The fact that you are renting out these equipment should be disclosed to the insurer. You should also declare the location of the machinery. Pricing for such policies depend on the industry; the machine make and type is less relevant. For example, the risk of a computer in a chemical factory is rated differently from that in a management consulting firm. In a low-risk environment, it would cost around ₹1,000 for every ₹1 lakh of sum assured with all the above add-on covers built in.
The above policy has a major exclusion—that of fire caused due to short circuit in the equipment itself. Also, any machinery breakdown due to over-heating and excessive running is excluded. To cover that, you can take machinery breakdown insurance. The price of such a policy is around ₹1,000 for every ₹1 lakh of sum assured.
Is a cashback policy the same as a return of premium plan? Which one is better?
—Name withheld on request
A cashback policy is an endowment savings plan. Herein, a fixed proportion of sum assured is paid out at pre-defined intervals. Assured bonuses are then paid out at maturity. The death benefit in a cashback policy is limited. Typically, such plans yield a return of 3-6%.

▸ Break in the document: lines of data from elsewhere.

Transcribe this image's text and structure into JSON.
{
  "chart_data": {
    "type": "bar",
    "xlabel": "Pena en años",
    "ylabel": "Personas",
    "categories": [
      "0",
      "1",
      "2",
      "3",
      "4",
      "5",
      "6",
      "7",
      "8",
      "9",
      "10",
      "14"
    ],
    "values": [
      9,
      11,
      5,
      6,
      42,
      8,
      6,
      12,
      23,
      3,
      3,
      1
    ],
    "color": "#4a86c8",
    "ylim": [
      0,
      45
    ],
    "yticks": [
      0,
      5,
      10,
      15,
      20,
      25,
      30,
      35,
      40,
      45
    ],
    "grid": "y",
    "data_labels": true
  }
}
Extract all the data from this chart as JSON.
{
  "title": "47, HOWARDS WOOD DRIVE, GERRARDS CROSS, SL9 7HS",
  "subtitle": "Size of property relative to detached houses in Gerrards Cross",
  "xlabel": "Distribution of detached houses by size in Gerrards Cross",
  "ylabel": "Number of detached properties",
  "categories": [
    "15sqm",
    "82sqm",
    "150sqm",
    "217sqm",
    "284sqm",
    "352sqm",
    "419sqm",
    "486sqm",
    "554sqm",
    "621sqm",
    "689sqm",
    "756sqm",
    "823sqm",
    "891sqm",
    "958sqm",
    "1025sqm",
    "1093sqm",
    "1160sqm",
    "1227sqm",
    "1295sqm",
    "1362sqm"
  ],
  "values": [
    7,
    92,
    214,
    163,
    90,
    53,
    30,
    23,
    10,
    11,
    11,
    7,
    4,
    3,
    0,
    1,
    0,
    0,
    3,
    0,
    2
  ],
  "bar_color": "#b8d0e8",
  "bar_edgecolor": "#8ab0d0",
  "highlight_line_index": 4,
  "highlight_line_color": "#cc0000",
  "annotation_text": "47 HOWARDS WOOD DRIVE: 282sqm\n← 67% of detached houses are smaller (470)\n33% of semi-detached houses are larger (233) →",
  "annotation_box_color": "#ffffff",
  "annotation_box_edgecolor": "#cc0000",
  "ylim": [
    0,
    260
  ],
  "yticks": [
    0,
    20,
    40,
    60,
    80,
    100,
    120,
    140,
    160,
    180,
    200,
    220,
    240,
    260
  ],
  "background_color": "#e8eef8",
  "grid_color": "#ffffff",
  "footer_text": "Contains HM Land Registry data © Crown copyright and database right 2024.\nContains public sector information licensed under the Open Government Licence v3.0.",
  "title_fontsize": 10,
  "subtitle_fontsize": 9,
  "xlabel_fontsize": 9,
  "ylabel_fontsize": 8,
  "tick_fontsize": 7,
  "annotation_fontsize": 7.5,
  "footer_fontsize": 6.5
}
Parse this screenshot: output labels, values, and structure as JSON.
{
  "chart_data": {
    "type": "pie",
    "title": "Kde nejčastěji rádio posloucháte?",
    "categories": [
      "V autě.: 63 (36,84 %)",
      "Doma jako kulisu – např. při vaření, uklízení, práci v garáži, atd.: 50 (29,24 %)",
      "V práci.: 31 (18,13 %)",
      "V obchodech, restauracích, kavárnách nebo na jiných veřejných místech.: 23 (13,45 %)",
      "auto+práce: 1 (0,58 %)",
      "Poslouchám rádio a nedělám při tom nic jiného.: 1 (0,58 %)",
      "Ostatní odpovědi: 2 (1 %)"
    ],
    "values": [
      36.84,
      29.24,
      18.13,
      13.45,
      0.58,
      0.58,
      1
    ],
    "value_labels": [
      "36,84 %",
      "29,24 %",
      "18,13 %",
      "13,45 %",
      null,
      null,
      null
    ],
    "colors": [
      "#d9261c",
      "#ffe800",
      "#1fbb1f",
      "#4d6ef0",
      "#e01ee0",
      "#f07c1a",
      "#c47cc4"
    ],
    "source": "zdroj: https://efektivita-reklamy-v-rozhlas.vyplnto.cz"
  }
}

A return of premium plan is a type of term plan. The principal objective of the plan is to provide death cover. If the insured dies during the term of the policy, the nominee receives a lump sum. If the insured survives the policy term, then the aggregate premium paid during the term is paid to the policyholders. This is an expensive product because the investment returns are negative if you factor in the time value of money.
If your principle objective is to get a large death benefit, then you should opt for a term insurance with no return of premium.